16 cores : for reliability, we organize servers into master / slave groups. Each master submits one SSD server and one EBS. If the main server crashes, the server on the SSD immediately takes its place. Almost all the time, master and slave work fine, so each data block is searchable on two different servers (the slave EBS server has a weak processor, so we do not consider it). We divide the task between them, so we have a total of 16 cores available.

Many cores : in the near future, we will distribute data across servers in such a way that they all participate in the processing of each non-trivial request. Each core will work. [Note: we implemented the plan and increased the search speed to 1 TB / s, see the note at the end of the article ].

Simplicity provides reliability


Another advantage of the brute force method is fairly stable performance. As a rule, the search is not very sensitive to the details of the task and the data set (I think this is why it is called “rough”).

The keyword index sometimes gives an incredibly fast result, but in other cases it does not. Suppose you have 50 GB of logs in which the term 'customer_5987235982' occurs exactly three times. A search on this term counts three locations directly from the index and will end instantly. But a complex wildcard search can scan thousands of keywords and take a long time.

On the other hand, the brute force search for any query is performed at more or less the same speed. The search for long words is better, but even the search for one character is quite fast.

The simplicity of the brute force method means that its performance is close to the theoretical maximum. There are fewer options for unexpected disk overload, lock contention, pointer chase, and thousands of other reasons for crashes. I just looked at the requests made by Scalyr users last week on our busiest server. There were 14,000 requests. Exactly eight of them took more than one second; 99% completed within 111 milliseconds (if you didn’t use the log analysis tools, believe me: this is fast ).

Stable, reliable performance is important for service usability. If it periodically slows down, users will perceive it as unreliable and reluctant to use.

Search by logs in action


Here is a small animation that shows the Scalyr search in action. We have a demo account where we import every event in every public Github repository. In this demonstration, I study the data for the week: approximately 600 MB of raw logs.

The video was recorded live, without special training, on my desktop (about 5000 kilometers from the server). The performance you see is largely due to the optimization of the web client , as well as the fast and reliable backend. Whenever there is a pause without the 'loading' indicator, I pause so that you can read what I’m about to click.



Finally


When processing large amounts of data, it is important to choose a good algorithm, but “good” does not mean “fancy”. Think about how your code will work in practice.

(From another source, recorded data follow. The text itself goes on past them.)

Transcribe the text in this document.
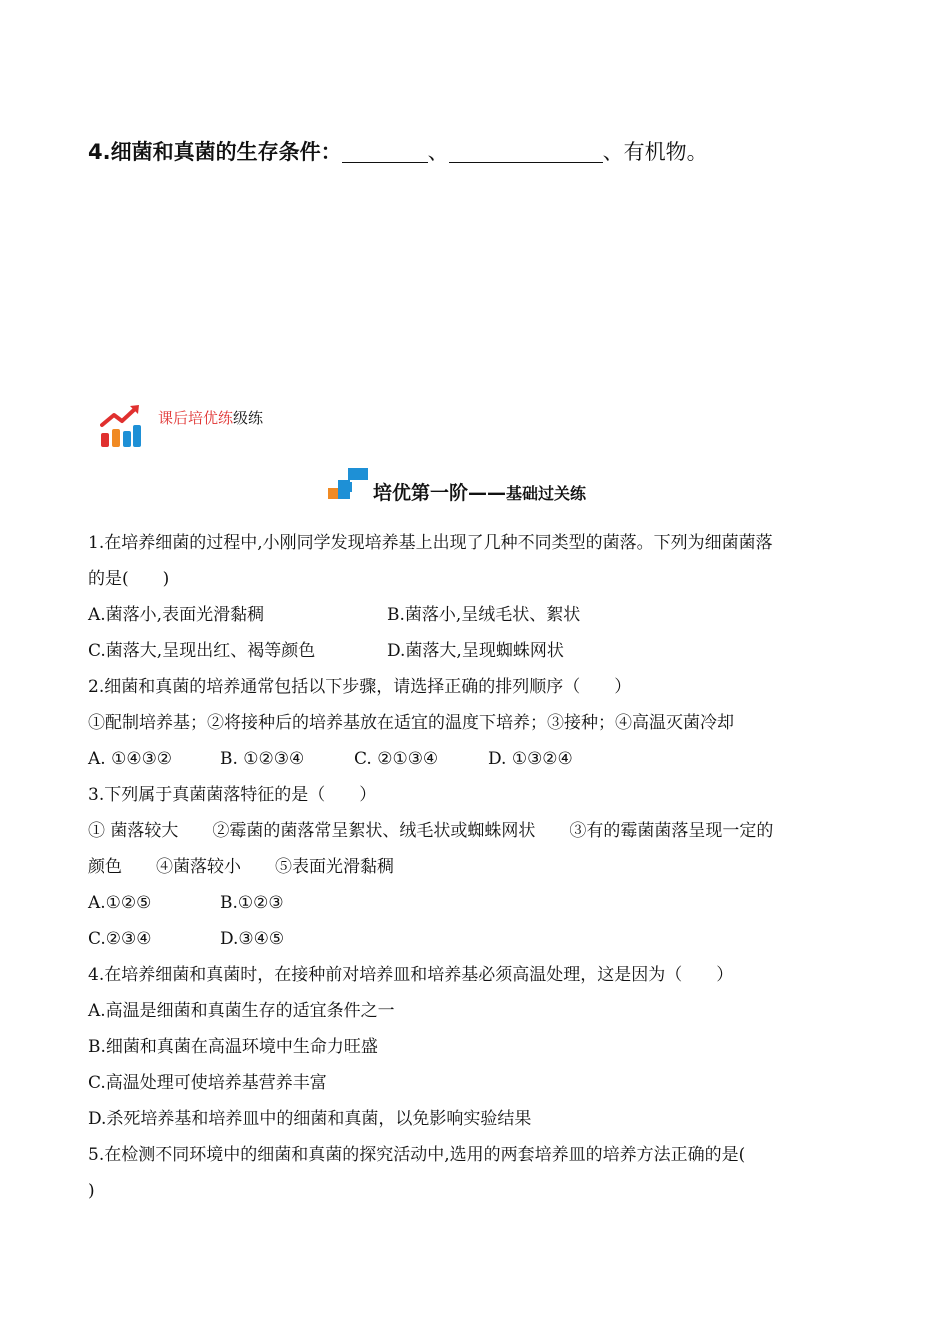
4.细菌和真菌的生存条件：	、	、有机物。
课后培优练级练
培优第一阶——基础过关练
1.在培养细菌的过程中,小刚同学发现培养基上出现了几种不同类型的菌落。下列为细菌菌落
的是(　　)
A.菌落小,表面光滑黏稠	B.菌落小,呈绒毛状、絮状
C.菌落大,呈现出红、褐等颜色	D.菌落大,呈现蜘蛛网状
2.细菌和真菌的培养通常包括以下步骤，请选择正确的排列顺序（　　）
①配制培养基；②将接种后的培养基放在适宜的温度下培养；③接种；④高温灭菌冷却
A. ①④③②	B. ①②③④	C. ②①③④	D. ①③②④
3.下列属于真菌菌落特征的是（　　）
① 菌落较大　　②霉菌的菌落常呈絮状、绒毛状或蜘蛛网状　　③有的霉菌菌落呈现一定的
颜色　　④菌落较小　　⑤表面光滑黏稠
A.①②⑤	B.①②③
C.②③④	D.③④⑤
4.在培养细菌和真菌时，在接种前对培养皿和培养基必须高温处理，这是因为（　　）
A.高温是细菌和真菌生存的适宜条件之一
B.细菌和真菌在高温环境中生命力旺盛
C.高温处理可使培养基营养丰富
D.杀死培养基和培养皿中的细菌和真菌，以免影响实验结果
5.在检测不同环境中的细菌和真菌的探究活动中,选用的两套培养皿的培养方法正确的是(
)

From the theoretical analysis of algorithms, some factors that may be of great importance in the real world fall out. Simpler algorithms are easier to optimize and more stable in borderline situations.

Also think about the context in which the code will run. In our case, we need powerful enough servers to manage background tasks. Users rarely initiate a search, so we can borrow a whole group of servers for the short period necessary to complete each search.

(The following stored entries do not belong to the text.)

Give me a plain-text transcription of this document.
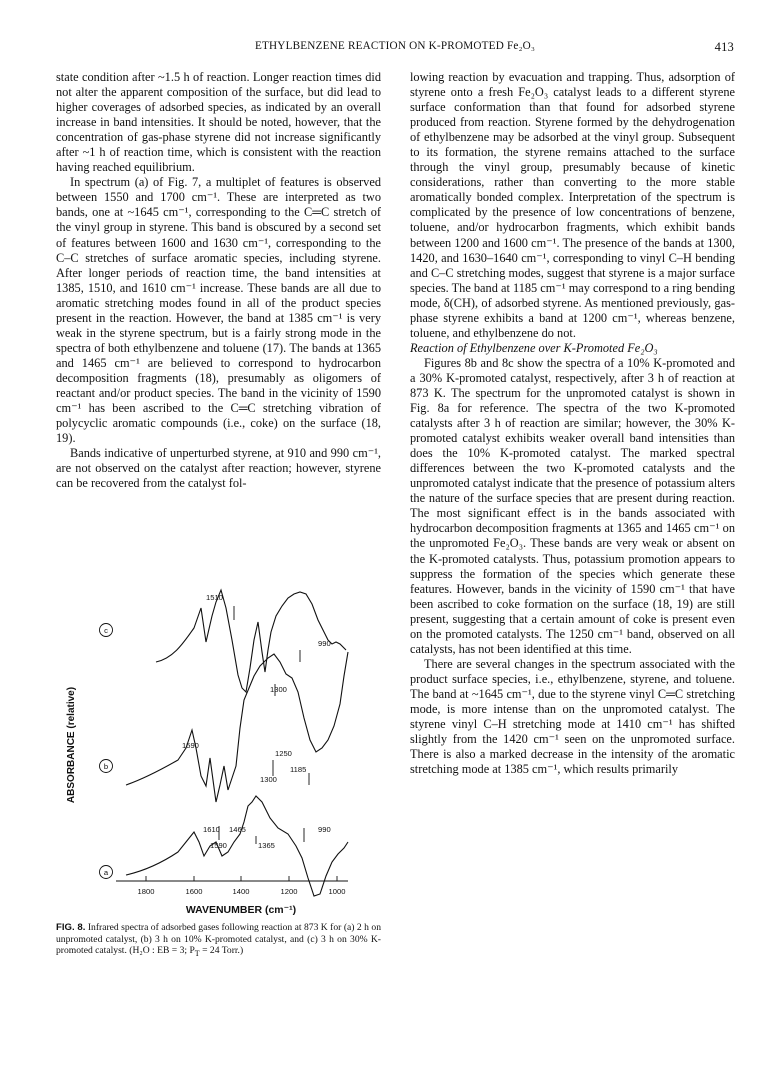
ETHYLBENZENE REACTION ON K-PROMOTED Fe₂O₃	413

state condition after ~1.5 h of reaction. Longer reaction times did not alter the apparent composition of the surface, but did lead to higher coverages of adsorbed species, as indicated by an overall increase in band intensities. It should be noted, however, that the concentration of gas-phase styrene did not increase significantly after ~1 h of reaction time, which is consistent with the reaction having reached equilibrium.

In spectrum (a) of Fig. 7, a multiplet of features is observed between 1550 and 1700 cm⁻¹. These are interpreted as two bands, one at ~1645 cm⁻¹, corresponding to the C═C stretch of the vinyl group in styrene. This band is obscured by a second set of features between 1600 and 1630 cm⁻¹, corresponding to the C–C stretches of surface aromatic species, including styrene. After longer periods of reaction time, the band intensities at 1385, 1510, and 1610 cm⁻¹ increase. These bands are all due to aromatic stretching modes found in all of the product species present in the reaction. However, the band at 1385 cm⁻¹ is very weak in the styrene spectrum, but is a fairly strong mode in the spectra of both ethylbenzene and toluene (17). The bands at 1365 and 1465 cm⁻¹ are believed to correspond to hydrocarbon decomposition fragments (18), presumably as oligomers of reactant and/or product species. The band in the vicinity of 1590 cm⁻¹ has been ascribed to the C═C stretching vibration of polycyclic aromatic compounds (i.e., coke) on the surface (18, 19).

Bands indicative of unperturbed styrene, at 910 and 990 cm⁻¹, are not observed on the catalyst after reaction; however, styrene can be recovered from the catalyst fol-

lowing reaction by evacuation and trapping. Thus, adsorption of styrene onto a fresh Fe₂O₃ catalyst leads to a different styrene surface conformation than that found for adsorbed styrene produced from reaction. Styrene formed by the dehydrogenation of ethylbenzene may be adsorbed at the vinyl group. Subsequent to its formation, the styrene remains attached to the surface through the vinyl group, presumably because of kinetic considerations, rather than converting to the more stable aromatically bonded complex. Interpretation of the spectrum is complicated by the presence of low concentrations of benzene, toluene, and/or hydrocarbon fragments, which exhibit bands between 1200 and 1600 cm⁻¹. The presence of the bands at 1300, 1420, and 1630–1640 cm⁻¹, corresponding to vinyl C–H bending and C–C stretching modes, suggest that styrene is a major surface species. The band at 1185 cm⁻¹ may correspond to a ring bending mode, δ(CH), of adsorbed styrene. As mentioned previously, gas-phase styrene exhibits a band at 1200 cm⁻¹, whereas benzene, toluene, and ethylbenzene do not.

Reaction of Ethylbenzene over K-Promoted Fe₂O₃

Figures 8b and 8c show the spectra of a 10% K-promoted and a 30% K-promoted catalyst, respectively, after 3 h of reaction at 873 K. The spectrum for the unpromoted catalyst is shown in Fig. 8a for reference. The spectra of the two K-promoted catalysts after 3 h of reaction are similar; however, the 30% K-promoted catalyst exhibits weaker overall band intensities than does the 10% K-promoted catalyst. The marked spectral differences between the two K-promoted catalysts and the unpromoted catalyst indicate that the presence of potassium alters the nature of the surface species that are present during reaction. The most significant effect is in the bands associated with hydrocarbon decomposition fragments at 1365 and 1465 cm⁻¹ on the unpromoted Fe₂O₃. These bands are very weak or absent on the K-promoted catalysts. Thus, potassium promotion appears to suppress the formation of the species which generate these features. However, bands in the vicinity of 1590 cm⁻¹ that have been ascribed to coke formation on the surface (18, 19) are still present, suggesting that a certain amount of coke is present even on the promoted catalysts. The 1250 cm⁻¹ band, observed on all catalysts, has not been identified at this time.

There are several changes in the spectrum associated with the product surface species, i.e., ethylbenzene, styrene, and toluene. The band at ~1645 cm⁻¹, due to the styrene vinyl C═C stretching mode, is more intense than on the unpromoted catalyst. The styrene vinyl C–H stretching mode at 1410 cm⁻¹ has shifted slightly from the 1420 cm⁻¹ seen on the unpromoted surface. There is also a marked decrease in the intensity of the aromatic stretching mode at 1385 cm⁻¹, which results primarily

c
b
a
1510
1300
990
1590
1250
1300
1185
1610 1465
1590	1365
990
1800	1600	1400	1200	1000
WAVENUMBER (cm⁻¹)
ABSORBANCE (relative)
FIG. 8. Infrared spectra of adsorbed gases following reaction at 873 K for (a) 2 h on unpromoted catalyst, (b) 3 h on 10% K-promoted catalyst, and (c) 3 h on 30% K-promoted catalyst. (H₂O : EB = 3; $P_T = 24$ Torr.)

Using the brute force method, we implemented a fast, reliable, flexible search for a set of logs. We hope that these ideas will be useful for your projects.

Edit: The title and text changed from “Search at 20 GB per second” to “Search at 1 TB per second” to reflect an increase in performance over the past few years. This increase in speed is primarily due to the change in the type and number of EC2 servers that we are raising today to serve the increased client base. Changes are expected in the near future, which will provide another sharp increase in work efficiency, and we are looking forward to the opportunity to talk about it.